Prerequisites

Make sure you have:

  • Access to your webconsole instance (as root user)

Push your model image

Suppose you have a custom model image that you want to deploy to SoraNova. You should first pull the image to your webconsole instance.

docker login <your-custom-model-registry>
docker pull <your-custom-model-image>

For example, if you have a custom model image hosted on docker.soracloud.net, you can pull it with the following command:

docker login docker.soracloud.net # if your registry is private
docker pull docker.soracloud.net/your-custom-model-image:latest

Then, you can seed your custom model with the following command:

# This command pushes your custom image to your SoraNova registry
sora image push <your-custom-model-image> <your-custom-model-image-name>:<your-custom-model-image-tag>
# e.g.
# sora image push docker.soracloud.net/your-custom-model-image:latest your-custom-model-image:latest

The sora CLI is a command-line interface used to interact with your SoraNova instance. If you haven’t installed it yet, follow the Quickstart guide.

Define the deployment recipe

You can deploy it by creating a new recipe by creating a model.hcl file with the following contents:

The deployment configuration DSL shown below is experimental and subject to change in future releases.

# ----- Variables Block: Defines variables that can be customized during deployment -----

# Amount of RAM (in MiB) allocated to the model container
variable "memory_mib" {
  type        = number
  description = "Memory allocation in MiB for the model task"
  default     = 14360
}

# GPU device name (e.g., 'nvidia/gpu')
variable "gpu_name" {
  type        = string
  description = "GPU name for the model task"
  default     = "nvidia/gpu"
}

# List of GPU memory allocations (in MiB) — one per GPU device
variable "gpu_memory_mibs" {
  type        = list(number)
  description = "GPU memory allocation in MiB for the model task"
  default     = [20480, 20480]
}

# Strategy for GPU sharing — 'mps' enables CUDA MPS for multi-process sharing
variable "sharing_strategy" {
  type        = string
  description = "GPU sharing strategy for the model task"
  default     = "mps"
}

# Number of replicas (i.e., how many copies of the model to run)
variable "replica_count" {
  type        = number
  description = "Number of replicas for the model task"
  default     = 1
}

# ----- Application Block: Defines the application configuration -----
application {
  name        = "My Custom Model"  # Display name of your application
  summary     = "https://huggingface.co/your-company/custom-model"  # Optional link to model card or docs
  description = "Adding of a custom model"  # Short description of this deployment

  # Define a service named "model"
  service "model" {
    name = "your-model"  # Internal service name used for routing and discovery.

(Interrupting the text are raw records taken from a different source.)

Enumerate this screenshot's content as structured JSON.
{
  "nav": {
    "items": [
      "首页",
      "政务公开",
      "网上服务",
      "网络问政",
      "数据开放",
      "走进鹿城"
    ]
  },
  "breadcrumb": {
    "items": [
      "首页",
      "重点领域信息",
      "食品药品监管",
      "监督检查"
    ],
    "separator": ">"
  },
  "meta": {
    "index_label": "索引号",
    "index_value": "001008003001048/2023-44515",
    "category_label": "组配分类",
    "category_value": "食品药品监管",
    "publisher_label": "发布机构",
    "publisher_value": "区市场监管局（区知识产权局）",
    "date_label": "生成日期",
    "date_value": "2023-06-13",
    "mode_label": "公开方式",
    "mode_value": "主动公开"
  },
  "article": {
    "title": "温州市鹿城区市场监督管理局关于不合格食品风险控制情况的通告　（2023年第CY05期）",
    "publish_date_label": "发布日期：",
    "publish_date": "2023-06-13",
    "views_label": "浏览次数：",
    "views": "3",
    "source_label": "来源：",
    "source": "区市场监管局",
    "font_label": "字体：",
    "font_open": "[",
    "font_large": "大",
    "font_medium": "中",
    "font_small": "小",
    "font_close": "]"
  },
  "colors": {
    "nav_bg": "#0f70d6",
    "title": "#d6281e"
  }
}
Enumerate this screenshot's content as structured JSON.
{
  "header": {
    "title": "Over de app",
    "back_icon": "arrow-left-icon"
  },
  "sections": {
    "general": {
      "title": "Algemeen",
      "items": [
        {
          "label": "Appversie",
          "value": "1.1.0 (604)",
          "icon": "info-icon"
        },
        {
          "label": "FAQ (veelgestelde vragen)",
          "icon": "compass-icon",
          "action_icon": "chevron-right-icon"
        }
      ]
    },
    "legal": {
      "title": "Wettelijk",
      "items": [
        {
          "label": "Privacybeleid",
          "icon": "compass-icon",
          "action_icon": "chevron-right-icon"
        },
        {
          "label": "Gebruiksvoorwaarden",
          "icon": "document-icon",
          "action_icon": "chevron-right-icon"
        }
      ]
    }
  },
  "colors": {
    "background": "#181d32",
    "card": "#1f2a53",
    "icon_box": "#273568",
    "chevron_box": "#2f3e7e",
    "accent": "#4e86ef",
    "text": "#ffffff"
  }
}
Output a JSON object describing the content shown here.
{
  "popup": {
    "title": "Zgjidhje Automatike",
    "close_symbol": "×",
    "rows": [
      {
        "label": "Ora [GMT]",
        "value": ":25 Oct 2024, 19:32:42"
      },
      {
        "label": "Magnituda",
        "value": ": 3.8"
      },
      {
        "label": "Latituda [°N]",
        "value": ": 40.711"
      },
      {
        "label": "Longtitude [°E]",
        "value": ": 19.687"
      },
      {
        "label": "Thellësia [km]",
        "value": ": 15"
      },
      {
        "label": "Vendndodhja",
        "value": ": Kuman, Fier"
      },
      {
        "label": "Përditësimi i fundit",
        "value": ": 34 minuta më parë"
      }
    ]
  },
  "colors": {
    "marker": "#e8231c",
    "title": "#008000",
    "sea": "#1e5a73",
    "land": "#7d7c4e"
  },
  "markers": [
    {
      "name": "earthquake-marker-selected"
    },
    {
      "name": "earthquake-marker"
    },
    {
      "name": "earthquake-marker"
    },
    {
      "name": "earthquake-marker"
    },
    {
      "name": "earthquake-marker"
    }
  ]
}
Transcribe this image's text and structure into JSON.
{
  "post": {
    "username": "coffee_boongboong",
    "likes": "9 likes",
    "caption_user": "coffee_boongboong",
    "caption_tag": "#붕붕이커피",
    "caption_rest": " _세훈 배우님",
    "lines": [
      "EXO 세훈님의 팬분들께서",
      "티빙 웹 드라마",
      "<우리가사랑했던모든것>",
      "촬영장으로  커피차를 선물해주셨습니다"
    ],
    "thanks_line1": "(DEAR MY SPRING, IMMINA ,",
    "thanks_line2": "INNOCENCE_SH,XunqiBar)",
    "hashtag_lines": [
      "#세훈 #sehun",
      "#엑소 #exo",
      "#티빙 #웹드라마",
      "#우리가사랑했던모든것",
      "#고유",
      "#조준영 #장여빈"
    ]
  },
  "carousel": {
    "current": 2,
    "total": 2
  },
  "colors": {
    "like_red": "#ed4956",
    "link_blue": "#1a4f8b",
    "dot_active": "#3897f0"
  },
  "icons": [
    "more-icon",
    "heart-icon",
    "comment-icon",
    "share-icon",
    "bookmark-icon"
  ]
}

    # Define a task group to run one or more identical tasks (replicas)
    task_group "model" {
      count = "${var.replica_count}"  # Number of replicas to launch

      task {
        name   = "your-model-name"  # Unique name for the task
        driver = "docker"           # Use Docker as the container runtime

        config {
          image    = "your-custom-model-image:latest"  # Docker image to run
          ipc_mode = "host"                            # Share IPC namespace with host (Optional - useful for some GPU workloads)
          args     = [
            "--host", "0.0.0.0",                       # Pass args the image needs
            "--port", "5000"
          ]
        }

        # Define an endpoint for the model server
        endpoint llm {
          port = 5000  # Port exposed by the model

          health {                    # Health check - used to determine when the service is up and healthy
            type     = "http"         # Health check type (HTTP-based)
            path     = "/health"      # Path used for liveness check
            interval = "10s"          # How often to check health
            timeout  = "2s"           # How long to wait before marking as unhealthy
          }
        }

        # Declare the hardware and resource requirements
        resources {
          cpu_mhz    = 10240  # CPU requested for this task (in MHz)
          memory_mib = "${var.memory_mib}"  # Memory allocated to the task

          sharing_strategy = "${var.sharing_strategy}"  # GPU sharing strategy

          device {
            name        = "${var.gpu_name}"  # GPU device name
            memory_mibs = "${var.gpu_memory_mibs}"  # GPU memory for each device
          }
        }
      }
    }
  }
}

health needs to be defined by the image to tell SoraNova how to check if the model is healthy.

Deploy and Interact

To deploy the model:

sora recipe seed model.hcl
sora recipe list
sora recipe deploy <recipe-slug> # replace with the slug from the previous command

After deployment, list your models using:

sora model list
If your model has a /openapi.json endpoint, you can inspect it’s API using sora model api <model-slug>.

🎉 That’s it — your model is now live and ready to serve requests. Happy building!